Her research focuses on race, gender and class in mass media, as well as the use of audio-visual media as a tool for health education, with special emphasis on Africa.
Dr. Ryan Hallows
Ryan Hallows is an Assistant Professor of Spanish at Carroll College. He was first attracted to the college by Carroll’s dedication to a rigorous liberal arts education and the ability to work closely with students throughout their academic careers. Dr. Hallows is originally from Northern California and has lived in Washington State, Indiana and Virginia. Before coming to Carroll College, Dr. Hallows taught at Concord University in West Virginia, Indiana University-Bloomington and Central Washington University in Ellensburg, WA. He received his PhD from Indiana University-Bloomington (2012) in Hispanic Literature. Dr. Hallows has experience traveling, working and living in Colombia, Brazil, Puerto Rico, the Dominican Republic and Mexico. Dr. Hallows speaks English, Spanish and Portuguese.
When Dr. Hallows isn’t on campus you can find him enjoying a good movie at the theater, listening to podcasts and music, hiking, camping and fishing in the great outdoors. Dr. Hallows is a practicing falconer and enjoys working with birds of prey. When he has time, he enjoys volunteering at the Montana Wildlife Rehabilitation center working with their raptors.
Dr. Alan Hansen
I am originally from Idaho. After my first year of college I lived in Argentina for two years as a missionary for my church. After graduating from Boise State University, my new bride Nicole and I moved to Albany, New York where I did my graduate work in Sociology and Communication at the University at Albany, SUNY. My dissertation work was a case study involving the work of an Hispanic grassroots organization. After Albany, Nicole and I moved to Corpus Christi, Texas with two small children, where I worked at Texas A&M University-Corpus Christi. After seven years in South Texas, Nicole and I moved with (by then) our three children. This was in 2008. My teaching areas are in culture and communication. My research areas are in discourse and cultural identity.
Dr. John Ries
Associate Professor & Chair, Theology. I was born and grew up in St. Louis. I thought my journeys into the broader world began when I studied philosophy in college there, but then I actually went “abroad”… I studied theology for two years at the Pontificia Università Gregoriana in Rome, and then returned to the US to study philosophy again. For further graduate studies in philosophy and theology I returned to Europe to study in an international program at the Katholieke Universiteit te Leuven, Belgium – for 12 years.
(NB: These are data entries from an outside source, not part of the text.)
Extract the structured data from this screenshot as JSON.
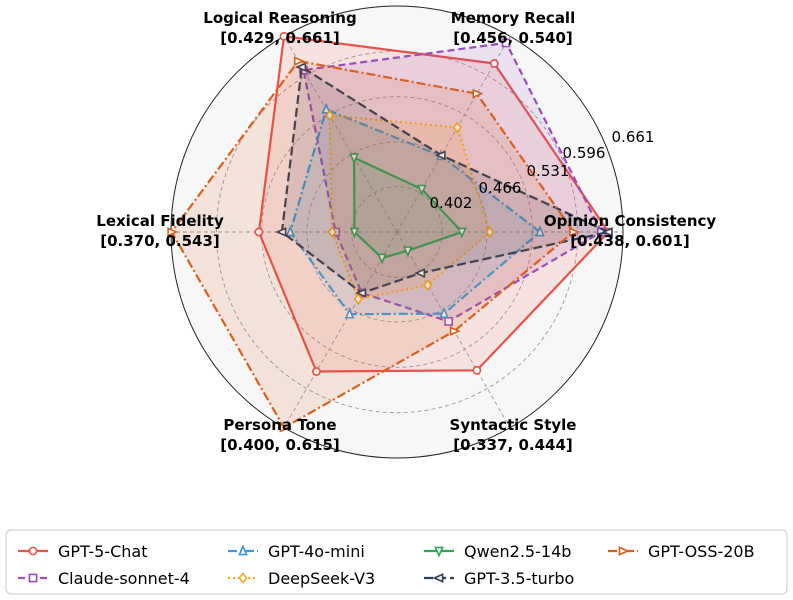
{
  "chart_data": {
    "type": "radar",
    "axes": [
      {
        "name": "Opinion Consistency",
        "range": "[0.438, 0.601]"
      },
      {
        "name": "Memory Recall",
        "range": "[0.456, 0.540]"
      },
      {
        "name": "Logical Reasoning",
        "range": "[0.429, 0.661]"
      },
      {
        "name": "Lexical Fidelity",
        "range": "[0.370, 0.543]"
      },
      {
        "name": "Persona Tone",
        "range": "[0.400, 0.615]"
      },
      {
        "name": "Syntactic Style",
        "range": "[0.337, 0.444]"
      }
    ],
    "ring_labels": [
      "0.402",
      "0.466",
      "0.531",
      "0.596",
      "0.661"
    ],
    "ring_values": [
      0.402,
      0.466,
      0.531,
      0.596,
      0.661
    ],
    "r_range": [
      0.337,
      0.661
    ],
    "grid": true,
    "legend_position": "bottom",
    "series": [
      {
        "name": "GPT-5-Chat",
        "color": "#e8524a",
        "dash": "solid",
        "marker": "circle",
        "values": [
          0.64,
          0.616,
          0.661,
          0.535,
          0.568,
          0.566
        ]
      },
      {
        "name": "Claude-sonnet-4",
        "color": "#9b4dbb",
        "dash": "dashed",
        "marker": "square",
        "values": [
          0.63,
          0.65,
          0.605,
          0.425,
          0.438,
          0.485
        ]
      },
      {
        "name": "GPT-4o-mini",
        "color": "#3a9ad9",
        "dash": "dashdot",
        "marker": "triangle-up",
        "values": [
          0.542,
          0.463,
          0.54,
          0.49,
          0.473,
          0.472
        ]
      },
      {
        "name": "DeepSeek-V3",
        "color": "#f5a623",
        "dash": "dotted",
        "marker": "diamond",
        "values": [
          0.47,
          0.51,
          0.53,
          0.43,
          0.448,
          0.425
        ]
      },
      {
        "name": "Qwen2.5-14b",
        "color": "#2aa85a",
        "dash": "solid",
        "marker": "triangle-down",
        "values": [
          0.43,
          0.408,
          0.46,
          0.398,
          0.38,
          0.368
        ]
      },
      {
        "name": "GPT-3.5-turbo",
        "color": "#2e3e55",
        "dash": "longdash",
        "marker": "triangle-left",
        "values": [
          0.64,
          0.464,
          0.61,
          0.502,
          0.438,
          0.405
        ]
      },
      {
        "name": "GPT-OSS-20B",
        "color": "#d95f1e",
        "dash": "dashdot",
        "marker": "triangle-right",
        "values": [
          0.59,
          0.566,
          0.62,
          0.66,
          0.661,
          0.501
        ]
      }
    ]
  }
}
My programs, work and life were filled with and enriched by peoples from very many places of diverse cultures, languages, histories, etc. I came to Carroll College in 2004 and so many of those people and experiences are still with me and help nourish my thinking, questions and imagination.
Dr. David McCanna
Hello, all. I teach Sociology and Criminology. I have worked with the Ethnic Studies Department at University of California-Riverside and the Native American Studies Department at University of Arizona. I have heritage in the Southern Yup'ik people of Alaska. I am a registered Alaskan Native and have membership in Chugach Alaska. I am interested in the preservation of cultures, the sovereign rights of indigenous groups, and the development of the infrastructure necessary to keep these communities viable and independent.